Two days of talks, the first face-to-face negotiations by Ukraine and Russia since June, wrapped up on Saturday in Abu Dhabi, capital of the United Arab Emirates. Mr. Zelensky said on social media on Saturday that more meetings would be held “provided there is readiness to move forward.”
On Monday, Dmitri S. Peskov, the Kremlin spokesman, told reporters in Moscow that further talks were scheduled for next week, though he did not specify a date. A U.S. official, speaking on the condition of anonymity to describe diplomatic strategy, said the talks were set for Sunday.
Both Ukrainian and Russian officials left the rare direct talks in Abu Dhabi in a somewhat optimistic mood, according to official Ukrainian statements and Russian state media reports. (Ukrainian and Russian officials had last met in June in Istanbul.)
On Saturday, Mr. Zelensky said the delegations had discussed an American role in postwar security guarantees for Ukraine and that negotiations on the issue would continue.
On Sunday, he said that Ukraine and Russia both should be willing to compromise. But Mr. Peskov, in his remarks Monday, gave little indication that the Kremlin was ready to back down on its full aims in Ukraine.
A major sticking point is control of territory in eastern Ukraine. On that question, Mr. Peskov insisted that Moscow would accept nothing less than terms that Russia says were reached by President Trump and President Vladimir V. Putin this past summer in Alaska. Russia says the American president agreed to a deal in which Ukraine would surrender parts of the Donbas region that Russian forces have been unable to capture through four years of war.
Steve Witkoff, an American envoy who participated in the Abu Dhabi talks, said before those meetings that just one major issue was left to be resolved. Mr.

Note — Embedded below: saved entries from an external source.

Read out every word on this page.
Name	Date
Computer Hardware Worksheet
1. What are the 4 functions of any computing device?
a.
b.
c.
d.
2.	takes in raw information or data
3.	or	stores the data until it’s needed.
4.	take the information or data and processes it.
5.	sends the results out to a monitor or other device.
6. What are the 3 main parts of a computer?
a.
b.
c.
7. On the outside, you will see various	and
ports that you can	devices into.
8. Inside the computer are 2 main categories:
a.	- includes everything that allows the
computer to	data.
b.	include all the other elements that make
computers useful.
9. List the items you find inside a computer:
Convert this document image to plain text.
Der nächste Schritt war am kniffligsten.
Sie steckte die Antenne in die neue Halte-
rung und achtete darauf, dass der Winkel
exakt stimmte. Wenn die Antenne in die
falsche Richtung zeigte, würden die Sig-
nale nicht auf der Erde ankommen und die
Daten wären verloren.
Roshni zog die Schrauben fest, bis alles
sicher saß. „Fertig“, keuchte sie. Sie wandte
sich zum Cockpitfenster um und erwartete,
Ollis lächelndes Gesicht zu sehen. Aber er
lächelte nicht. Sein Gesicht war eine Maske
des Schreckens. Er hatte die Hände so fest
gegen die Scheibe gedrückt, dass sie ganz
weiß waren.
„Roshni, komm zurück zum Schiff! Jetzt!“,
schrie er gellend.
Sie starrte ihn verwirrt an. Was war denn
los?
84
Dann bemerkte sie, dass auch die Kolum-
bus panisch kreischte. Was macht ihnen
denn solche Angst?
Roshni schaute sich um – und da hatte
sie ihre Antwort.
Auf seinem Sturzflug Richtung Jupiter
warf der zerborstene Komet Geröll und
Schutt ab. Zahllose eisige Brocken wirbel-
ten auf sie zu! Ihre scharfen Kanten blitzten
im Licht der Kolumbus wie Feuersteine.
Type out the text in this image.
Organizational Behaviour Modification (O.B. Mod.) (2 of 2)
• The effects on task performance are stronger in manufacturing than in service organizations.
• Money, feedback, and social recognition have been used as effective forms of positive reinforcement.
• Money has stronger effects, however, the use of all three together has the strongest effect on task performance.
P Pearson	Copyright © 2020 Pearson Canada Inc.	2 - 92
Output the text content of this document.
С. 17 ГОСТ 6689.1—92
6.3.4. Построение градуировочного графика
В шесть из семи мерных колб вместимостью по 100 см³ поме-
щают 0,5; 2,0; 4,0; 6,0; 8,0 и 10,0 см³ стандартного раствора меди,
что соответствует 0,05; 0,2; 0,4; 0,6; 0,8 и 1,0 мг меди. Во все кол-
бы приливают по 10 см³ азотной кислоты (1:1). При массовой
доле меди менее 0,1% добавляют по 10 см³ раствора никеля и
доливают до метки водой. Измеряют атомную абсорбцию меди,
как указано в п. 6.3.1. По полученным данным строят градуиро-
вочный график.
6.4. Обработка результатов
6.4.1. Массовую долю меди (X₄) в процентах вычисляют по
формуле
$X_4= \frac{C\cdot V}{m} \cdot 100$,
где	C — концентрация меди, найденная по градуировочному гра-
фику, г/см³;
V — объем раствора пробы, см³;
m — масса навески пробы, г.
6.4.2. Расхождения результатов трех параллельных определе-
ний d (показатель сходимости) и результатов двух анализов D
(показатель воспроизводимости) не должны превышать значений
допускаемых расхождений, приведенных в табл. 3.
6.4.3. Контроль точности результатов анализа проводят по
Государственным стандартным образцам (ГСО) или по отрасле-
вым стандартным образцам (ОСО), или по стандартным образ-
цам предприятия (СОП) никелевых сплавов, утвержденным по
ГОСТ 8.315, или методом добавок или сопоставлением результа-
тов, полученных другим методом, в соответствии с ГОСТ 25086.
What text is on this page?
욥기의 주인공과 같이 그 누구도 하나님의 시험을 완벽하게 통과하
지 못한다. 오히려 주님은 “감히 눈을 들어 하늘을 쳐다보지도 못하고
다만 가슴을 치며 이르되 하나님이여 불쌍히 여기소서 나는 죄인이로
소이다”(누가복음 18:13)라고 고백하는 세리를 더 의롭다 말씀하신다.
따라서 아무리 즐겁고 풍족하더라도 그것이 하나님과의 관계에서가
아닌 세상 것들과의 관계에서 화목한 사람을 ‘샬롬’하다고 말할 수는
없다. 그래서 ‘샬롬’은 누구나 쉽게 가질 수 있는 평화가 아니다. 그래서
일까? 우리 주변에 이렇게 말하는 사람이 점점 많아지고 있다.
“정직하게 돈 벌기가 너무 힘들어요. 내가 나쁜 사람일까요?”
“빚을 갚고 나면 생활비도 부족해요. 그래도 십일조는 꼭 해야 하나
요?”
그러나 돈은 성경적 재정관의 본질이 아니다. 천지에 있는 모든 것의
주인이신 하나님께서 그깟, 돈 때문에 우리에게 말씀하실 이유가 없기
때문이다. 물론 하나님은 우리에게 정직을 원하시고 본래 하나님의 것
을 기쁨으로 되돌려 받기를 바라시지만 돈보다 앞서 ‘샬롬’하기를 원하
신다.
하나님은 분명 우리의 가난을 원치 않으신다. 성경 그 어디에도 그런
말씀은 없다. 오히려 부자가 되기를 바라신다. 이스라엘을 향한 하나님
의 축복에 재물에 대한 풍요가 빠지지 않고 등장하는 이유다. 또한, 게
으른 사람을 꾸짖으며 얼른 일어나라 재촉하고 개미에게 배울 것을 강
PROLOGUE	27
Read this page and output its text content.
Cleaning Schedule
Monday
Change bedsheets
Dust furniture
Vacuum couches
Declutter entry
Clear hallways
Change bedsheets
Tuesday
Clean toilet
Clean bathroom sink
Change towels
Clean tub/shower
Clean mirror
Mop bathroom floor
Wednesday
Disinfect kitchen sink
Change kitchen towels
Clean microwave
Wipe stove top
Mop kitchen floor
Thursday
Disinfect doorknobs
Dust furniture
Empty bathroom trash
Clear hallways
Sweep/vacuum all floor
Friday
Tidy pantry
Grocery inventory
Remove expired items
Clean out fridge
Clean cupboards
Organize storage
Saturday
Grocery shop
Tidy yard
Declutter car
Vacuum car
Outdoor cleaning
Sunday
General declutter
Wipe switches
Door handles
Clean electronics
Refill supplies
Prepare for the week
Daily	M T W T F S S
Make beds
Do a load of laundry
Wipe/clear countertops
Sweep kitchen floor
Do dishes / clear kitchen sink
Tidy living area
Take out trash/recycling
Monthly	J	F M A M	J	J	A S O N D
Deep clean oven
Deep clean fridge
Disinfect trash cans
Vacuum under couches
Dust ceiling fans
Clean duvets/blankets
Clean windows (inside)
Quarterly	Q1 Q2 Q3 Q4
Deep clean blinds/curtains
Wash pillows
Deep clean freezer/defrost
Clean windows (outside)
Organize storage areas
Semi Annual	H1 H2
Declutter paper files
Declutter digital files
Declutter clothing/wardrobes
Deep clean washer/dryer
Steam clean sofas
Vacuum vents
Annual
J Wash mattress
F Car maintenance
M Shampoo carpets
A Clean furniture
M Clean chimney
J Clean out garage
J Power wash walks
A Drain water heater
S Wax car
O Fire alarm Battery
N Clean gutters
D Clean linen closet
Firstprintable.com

Zelensky said the issue was territory. “It’s all about the eastern part of our country,” he said last week in Davos, Switzerland, where he was attending the World Economic Forum. “It’s all about the land.”
In its daily brief on the war in Ukraine, the Institute for the Study of War said the Kremlin may be using the new trilateral talks simply to stall for time, as Moscow has done repeatedly through years of on-again-off-again negotiations.
The institute, a policy organization based in Washington, noted that Russia hoped to avoid the additional sanctions that Mr. Trump had threatened if the Kremlin refused to negotiate.
The peace process has taken on a greater urgency for Ukraine: Moscow has intensified a bombing campaign against civilian infrastructure in Kyiv and other cities, leaving hundreds of thousands without power or heating during a brutal Ukrainian winter.
As of Sunday evening, more than 1,300 apartment buildings in Kyiv had no power or heat, according to Vitali Klitschko, the city’s mayor.